Decisão de bloqueio de redes exige olhar mais cuidadoso
O caso do bloqueio de contas em redes sociais nas quais nenhum ilícito foi cometido parece seguir a mesma lógica. A medida é antes de tudo preventiva. Mas será que esse expediente está adequado à proteção dos interesses que a decisão procura salvaguardar, como a própria defesa da democracia?
O Marco Civil da Internet determina que, para decisões judiciais que envolvam a remoção de conteúdos ilícitos, deve o magistrado promover a "identificação clara e específica do conteúdo apontado como infringente, que permita a localização inequívoca do material" (art. 19§1º). Essa lógica deveria guiar as decisões que terminam por restringir as possibilidades de expressão nas redes.
Trata-se de um juízo de proporcionalidade. É preferível remover o conteúdo ilícito do que bloquear a conta de rede social como um todo. Da mesma forma, é preferível bloquear a conta de uma rede social específica do que simplesmente bloquear todas as redes conhecidas da pessoa. Quanto mais se avança nessa régua, menos equilibrada pode ser a ponderação entre os interesses que se procura proteger e a medida que se impõe.

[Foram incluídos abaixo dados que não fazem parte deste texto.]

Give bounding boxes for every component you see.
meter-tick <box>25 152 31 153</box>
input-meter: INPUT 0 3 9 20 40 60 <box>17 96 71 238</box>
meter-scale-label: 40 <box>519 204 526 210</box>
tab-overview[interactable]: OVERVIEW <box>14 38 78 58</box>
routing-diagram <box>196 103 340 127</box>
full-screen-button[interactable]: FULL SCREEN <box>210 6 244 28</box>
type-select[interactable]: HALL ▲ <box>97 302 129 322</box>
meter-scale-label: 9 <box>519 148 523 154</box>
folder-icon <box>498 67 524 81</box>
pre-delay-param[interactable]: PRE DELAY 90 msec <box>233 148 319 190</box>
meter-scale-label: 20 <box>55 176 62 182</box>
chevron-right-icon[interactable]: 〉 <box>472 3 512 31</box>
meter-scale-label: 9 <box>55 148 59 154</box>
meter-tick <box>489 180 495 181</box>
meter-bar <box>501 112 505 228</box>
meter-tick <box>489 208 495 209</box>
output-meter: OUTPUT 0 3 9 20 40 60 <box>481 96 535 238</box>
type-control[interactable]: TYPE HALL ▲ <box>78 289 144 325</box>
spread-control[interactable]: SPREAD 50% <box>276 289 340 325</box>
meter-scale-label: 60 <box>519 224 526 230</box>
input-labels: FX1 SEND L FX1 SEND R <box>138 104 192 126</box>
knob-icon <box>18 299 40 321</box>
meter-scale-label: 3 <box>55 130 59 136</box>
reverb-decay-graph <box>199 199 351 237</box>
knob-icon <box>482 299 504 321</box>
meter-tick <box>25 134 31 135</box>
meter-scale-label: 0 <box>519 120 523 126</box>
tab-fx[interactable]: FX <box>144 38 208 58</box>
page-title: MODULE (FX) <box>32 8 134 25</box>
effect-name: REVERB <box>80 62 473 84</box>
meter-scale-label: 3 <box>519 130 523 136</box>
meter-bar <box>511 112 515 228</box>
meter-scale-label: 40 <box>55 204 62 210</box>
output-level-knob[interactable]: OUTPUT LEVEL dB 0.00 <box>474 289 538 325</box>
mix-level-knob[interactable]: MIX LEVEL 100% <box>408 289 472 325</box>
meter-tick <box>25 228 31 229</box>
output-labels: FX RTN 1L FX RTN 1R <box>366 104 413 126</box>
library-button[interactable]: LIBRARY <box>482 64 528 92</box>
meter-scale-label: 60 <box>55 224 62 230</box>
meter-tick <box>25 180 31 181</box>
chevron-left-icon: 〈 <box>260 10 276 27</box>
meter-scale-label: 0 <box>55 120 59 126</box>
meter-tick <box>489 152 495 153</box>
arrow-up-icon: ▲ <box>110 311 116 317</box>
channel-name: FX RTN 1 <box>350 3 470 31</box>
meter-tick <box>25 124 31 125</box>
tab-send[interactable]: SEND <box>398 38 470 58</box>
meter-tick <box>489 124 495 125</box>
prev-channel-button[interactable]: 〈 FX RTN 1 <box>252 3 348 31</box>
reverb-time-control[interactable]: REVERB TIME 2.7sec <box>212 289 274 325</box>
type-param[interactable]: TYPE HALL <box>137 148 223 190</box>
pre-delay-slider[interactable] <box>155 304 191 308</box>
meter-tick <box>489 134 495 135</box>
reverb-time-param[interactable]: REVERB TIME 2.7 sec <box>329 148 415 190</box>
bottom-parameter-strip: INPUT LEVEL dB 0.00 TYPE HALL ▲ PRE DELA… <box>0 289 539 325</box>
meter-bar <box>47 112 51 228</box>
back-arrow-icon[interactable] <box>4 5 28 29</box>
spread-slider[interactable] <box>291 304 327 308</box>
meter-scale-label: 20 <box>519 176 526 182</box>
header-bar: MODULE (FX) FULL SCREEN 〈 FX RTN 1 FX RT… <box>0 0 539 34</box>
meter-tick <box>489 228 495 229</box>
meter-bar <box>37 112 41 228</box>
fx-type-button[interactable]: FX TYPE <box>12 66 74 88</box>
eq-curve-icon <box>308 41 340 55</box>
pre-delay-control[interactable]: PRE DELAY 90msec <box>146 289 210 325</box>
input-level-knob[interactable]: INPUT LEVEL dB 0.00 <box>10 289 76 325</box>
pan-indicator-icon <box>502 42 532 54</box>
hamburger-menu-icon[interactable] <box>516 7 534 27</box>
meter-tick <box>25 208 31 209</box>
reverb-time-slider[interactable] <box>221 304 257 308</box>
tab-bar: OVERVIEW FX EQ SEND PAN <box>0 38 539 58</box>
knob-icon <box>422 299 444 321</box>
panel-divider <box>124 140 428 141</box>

Vale repetir: as mensagens trocadas pelos empresários são lamentáveis e graves o suficiente, dado o contexto, para provocar a investigação sobre sua atuação em possível financiamento de movimentos antidemocráticos. A democracia não é um ativo cuja atratividade varia de acordo com interesses comerciais.
Mas é da democracia também que as pessoas sejam punidas por aquilo que elas praticaram. O bloqueio de redes sociais que avança para além do que nelas foi efetivamente feito merece um olhar mais cuidadoso, sob pena de se trivializar uma ferramenta drástica e que vem se mostrando igualmente questionável e potencialmente ineficaz.